Several days ago we were waiting for a visiting dignitary when our PAO snapped this shot. The words on the T-barriers behind me are part of The Soldier's Creed. In full the creed reads,

I am an American Soldier.
I am a Warrior and member of a team.
I serve the people of the United States and live the Army Values.
I will always place the mission first.
I will never accept defeat.
I will never quit.
I will never leave a fallen comrade.
I am disciplined, physically and mentally tough,
trained and proficient in my warrior tasks and drills.
I always maintain my arms, my equipment and myself.
I am an expert and I am a professional.
I stand ready to deploy, engage, and destroy
the enemies of the United States of America in close combat.
I am a guardian of freedom and the American way of life.
I am an American Soldier.

Friday, May 04, 2007


It is interesting to see the changes in Soldiers during the 14 months we have been mobilized and the 8+ months we have been deployed.

Some of the changes are physical. One Soldier was telling me that during the time we have been in Iraq he has gained 20 pounds - most of it in the last few months. Some Soldiers have gained much more. The food, while not good, is plentiful. Long, stressful days leave little time for exercise if you are not motivated and disciplined. Another Soldier told me about losing 60 pounds! Beleive me, I had noticed. She joined a weight control program and began running three days a week. She went home for leave last week and had not told her husband she had lost the weight. What a surprise! I ate lunch with a Soldier I had never met before yesterday, and he told me about losing 45 pounds here from eating well, exercise, and not being able to drink beer.

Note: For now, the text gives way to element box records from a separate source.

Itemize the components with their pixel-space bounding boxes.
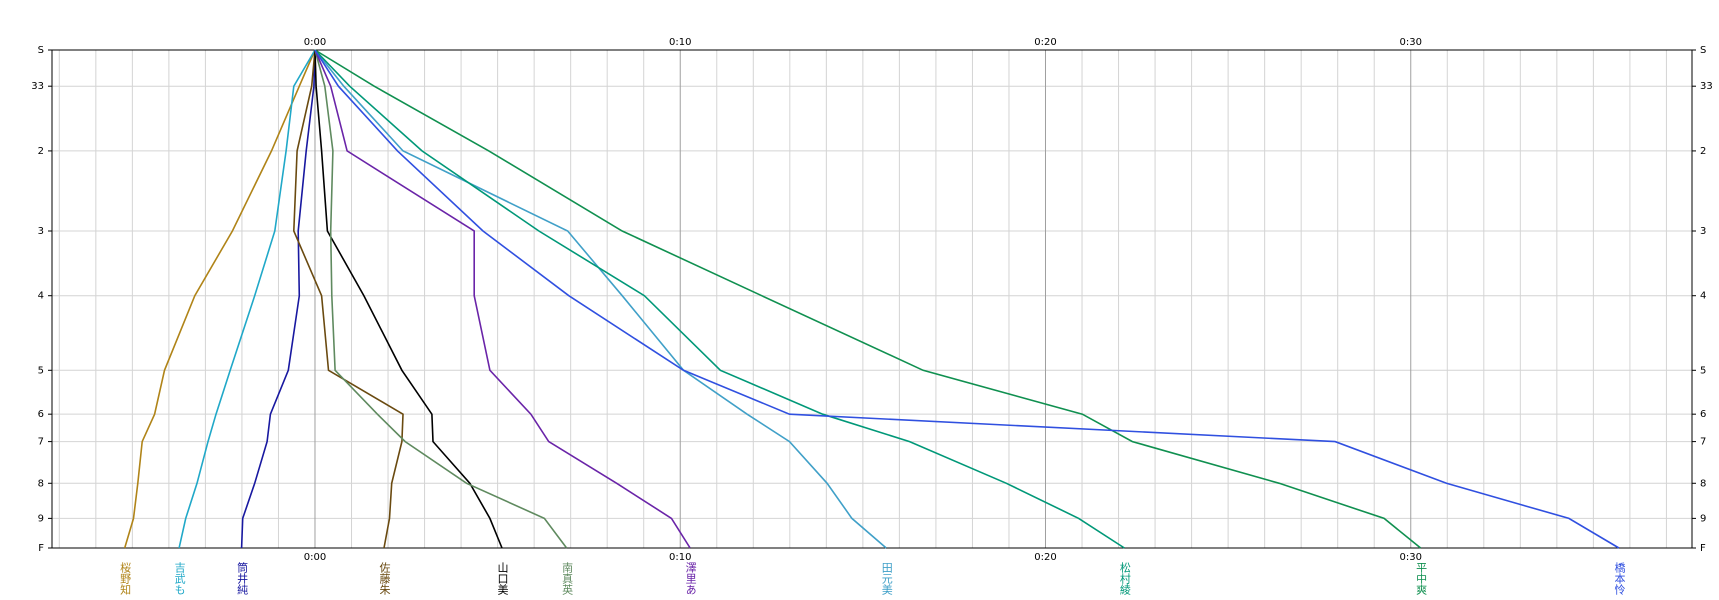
y-tick-label: 2 [1700, 146, 1706, 157]
runner-name: 松村綾 [1118, 561, 1131, 596]
y-tick-label: 8 [38, 478, 44, 489]
y-tick-label: 33 [1700, 81, 1713, 92]
runner-line [314, 49, 1620, 549]
y-tick-label: S [1700, 45, 1706, 56]
runner-line [292, 49, 404, 549]
y-tick-label: 6 [38, 409, 44, 420]
runner-name: 桜野知 [119, 561, 132, 596]
runner-line [314, 49, 503, 549]
runner-name: 平中爽 [1415, 562, 1428, 596]
y-tick-label: 6 [1700, 409, 1706, 420]
y-tick-label: 33 [31, 81, 44, 92]
plot-frame [51, 49, 1693, 549]
runner-line [178, 49, 316, 549]
y-tick-label: F [38, 543, 44, 554]
y-tick-label: 5 [1700, 365, 1706, 376]
runner-line [314, 49, 691, 549]
x-tick-label: 0:00 [304, 552, 326, 563]
y-tick-label: 4 [38, 291, 44, 302]
x-tick-label: 0:00 [304, 37, 326, 48]
runner-line [314, 49, 1422, 549]
runner-name: 澤里あ [684, 562, 697, 595]
runner-name: 佐藤朱 [378, 561, 391, 596]
x-tick-label: 0:30 [1400, 552, 1422, 563]
runner-name: 筒井純 [236, 561, 249, 595]
y-tick-label: S [38, 45, 44, 56]
runner-line [123, 49, 316, 549]
y-tick-label: 3 [38, 226, 44, 237]
runner-name: 山口美 [496, 562, 509, 595]
x-tick-label: 0:30 [1400, 37, 1422, 48]
y-tick-label: 9 [38, 513, 44, 524]
x-tick-label: 0:20 [1034, 552, 1056, 563]
runner-name: 田元美 [880, 562, 893, 595]
x-tick-label: 0:10 [669, 37, 691, 48]
y-tick-label: 7 [38, 437, 44, 448]
y-tick-label: F [1700, 543, 1706, 554]
y-tick-label: 5 [38, 365, 44, 376]
y-tick-label: 2 [38, 146, 44, 157]
runner-name: 南真英 [561, 562, 574, 596]
y-tick-label: 7 [1700, 437, 1706, 448]
y-tick-label: 8 [1700, 478, 1706, 489]
y-tick-label: 4 [1700, 291, 1706, 302]
runner-name: 吉武も [173, 562, 186, 595]
runner-name: 橋本怜 [1613, 561, 1626, 596]
x-tick-label: 0:20 [1034, 37, 1056, 48]
runner-line [240, 49, 316, 549]
y-tick-label: 9 [1700, 513, 1706, 524]
runner-line [314, 49, 1125, 549]
y-tick-label: 3 [1700, 226, 1706, 237]
runner-line [314, 49, 568, 549]
x-tick-label: 0:10 [669, 552, 691, 563]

Other changes are noticeable through actions. Some folks are angry. They feel that their lives have been put on hold. Some Soldiers were called back from the Inactive Ready Reserve; they have already been here at least once and thought they were through with the military. Many of us are just weary from the grueling pace of many months away from home. Many folks are discovering for the first time what they are made of. Some of these Soldiers have never left their home towns and are proud of what they are doing. Many of our young men and women have never left their home state, much less the country. The sense of self-reliance is freeing for them.

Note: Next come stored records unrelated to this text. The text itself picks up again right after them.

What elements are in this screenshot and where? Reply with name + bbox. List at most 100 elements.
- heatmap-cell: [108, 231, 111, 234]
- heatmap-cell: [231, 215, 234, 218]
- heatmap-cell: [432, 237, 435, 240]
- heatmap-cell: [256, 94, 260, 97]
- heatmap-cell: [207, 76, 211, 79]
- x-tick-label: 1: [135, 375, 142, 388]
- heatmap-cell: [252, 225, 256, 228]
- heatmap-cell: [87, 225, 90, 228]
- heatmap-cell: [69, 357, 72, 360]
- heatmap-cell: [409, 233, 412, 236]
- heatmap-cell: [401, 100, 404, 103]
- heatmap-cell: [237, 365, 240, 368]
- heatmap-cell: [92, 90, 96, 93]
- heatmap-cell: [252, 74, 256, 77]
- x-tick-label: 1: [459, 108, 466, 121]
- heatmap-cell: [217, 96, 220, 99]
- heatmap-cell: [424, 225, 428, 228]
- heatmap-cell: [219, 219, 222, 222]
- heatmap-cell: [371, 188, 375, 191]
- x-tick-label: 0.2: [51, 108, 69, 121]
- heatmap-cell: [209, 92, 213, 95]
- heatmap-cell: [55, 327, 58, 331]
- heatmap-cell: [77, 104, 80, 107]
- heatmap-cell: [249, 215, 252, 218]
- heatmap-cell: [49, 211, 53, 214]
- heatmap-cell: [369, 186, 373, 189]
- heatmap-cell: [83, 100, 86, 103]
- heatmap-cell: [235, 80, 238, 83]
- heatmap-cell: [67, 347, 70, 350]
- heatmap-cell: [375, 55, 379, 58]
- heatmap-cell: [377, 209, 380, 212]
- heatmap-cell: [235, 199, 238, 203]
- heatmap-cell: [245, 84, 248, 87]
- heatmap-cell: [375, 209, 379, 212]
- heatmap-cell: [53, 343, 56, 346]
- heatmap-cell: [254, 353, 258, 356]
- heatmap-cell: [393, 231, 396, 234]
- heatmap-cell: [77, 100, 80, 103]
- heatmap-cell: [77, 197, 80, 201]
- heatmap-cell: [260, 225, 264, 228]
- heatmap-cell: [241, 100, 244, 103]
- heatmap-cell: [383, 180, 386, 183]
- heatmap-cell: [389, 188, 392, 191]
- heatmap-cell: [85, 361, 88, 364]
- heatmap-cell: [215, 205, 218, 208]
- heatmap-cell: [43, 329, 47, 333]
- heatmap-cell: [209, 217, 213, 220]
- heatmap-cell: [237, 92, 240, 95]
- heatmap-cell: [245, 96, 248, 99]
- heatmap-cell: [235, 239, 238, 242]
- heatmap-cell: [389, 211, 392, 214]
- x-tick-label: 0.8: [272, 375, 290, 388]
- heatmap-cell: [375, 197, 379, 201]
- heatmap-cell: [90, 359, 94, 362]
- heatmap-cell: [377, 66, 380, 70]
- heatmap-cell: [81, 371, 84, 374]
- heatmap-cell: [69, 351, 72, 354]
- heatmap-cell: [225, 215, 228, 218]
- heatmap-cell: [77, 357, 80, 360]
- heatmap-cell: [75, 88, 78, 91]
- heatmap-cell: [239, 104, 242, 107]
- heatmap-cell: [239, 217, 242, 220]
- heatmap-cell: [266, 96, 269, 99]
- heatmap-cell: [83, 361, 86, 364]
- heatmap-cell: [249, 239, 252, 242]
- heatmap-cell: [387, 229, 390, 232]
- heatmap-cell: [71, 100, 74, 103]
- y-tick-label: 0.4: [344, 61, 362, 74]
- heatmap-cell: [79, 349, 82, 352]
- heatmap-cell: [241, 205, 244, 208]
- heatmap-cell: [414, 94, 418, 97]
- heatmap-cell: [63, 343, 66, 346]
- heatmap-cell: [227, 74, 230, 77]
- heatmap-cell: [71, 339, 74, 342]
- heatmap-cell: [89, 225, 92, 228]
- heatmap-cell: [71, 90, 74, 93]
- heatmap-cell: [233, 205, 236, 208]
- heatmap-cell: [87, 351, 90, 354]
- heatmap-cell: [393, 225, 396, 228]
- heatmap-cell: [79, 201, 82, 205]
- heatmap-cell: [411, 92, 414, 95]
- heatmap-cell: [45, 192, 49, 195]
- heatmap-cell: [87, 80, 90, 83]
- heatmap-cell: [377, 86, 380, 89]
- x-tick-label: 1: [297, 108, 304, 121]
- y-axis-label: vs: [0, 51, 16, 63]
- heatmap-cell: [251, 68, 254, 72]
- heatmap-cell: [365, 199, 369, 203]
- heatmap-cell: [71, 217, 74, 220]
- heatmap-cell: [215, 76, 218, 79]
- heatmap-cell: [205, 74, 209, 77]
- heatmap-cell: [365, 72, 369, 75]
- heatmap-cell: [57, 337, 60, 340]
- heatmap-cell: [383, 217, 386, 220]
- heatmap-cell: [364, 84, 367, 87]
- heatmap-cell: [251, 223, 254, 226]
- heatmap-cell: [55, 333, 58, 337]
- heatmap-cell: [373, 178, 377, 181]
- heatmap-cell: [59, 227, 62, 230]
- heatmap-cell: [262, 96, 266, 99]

The most gratifying for me, of course, are those who are changing spiritually. The growth in faith, stripped away from all the pretenses of the American culture, is amazing. Many of us have learned that we can live, even thrive, without many of the things we thought were so important back home. Here we have learned not to fear those who can kill the body, but to focus on eternal matters. Many of our Soldiers are making first time decisions to live for Christ; others are rededicating themselves to serving in the Kingdom. I am especially enjoying the six month long study of what it means to live life as a Christian man that I am leading with a group of guys here.

So, there are changes; some good, some bad. Pray for us as we seek to change in ways that are pleasing to God.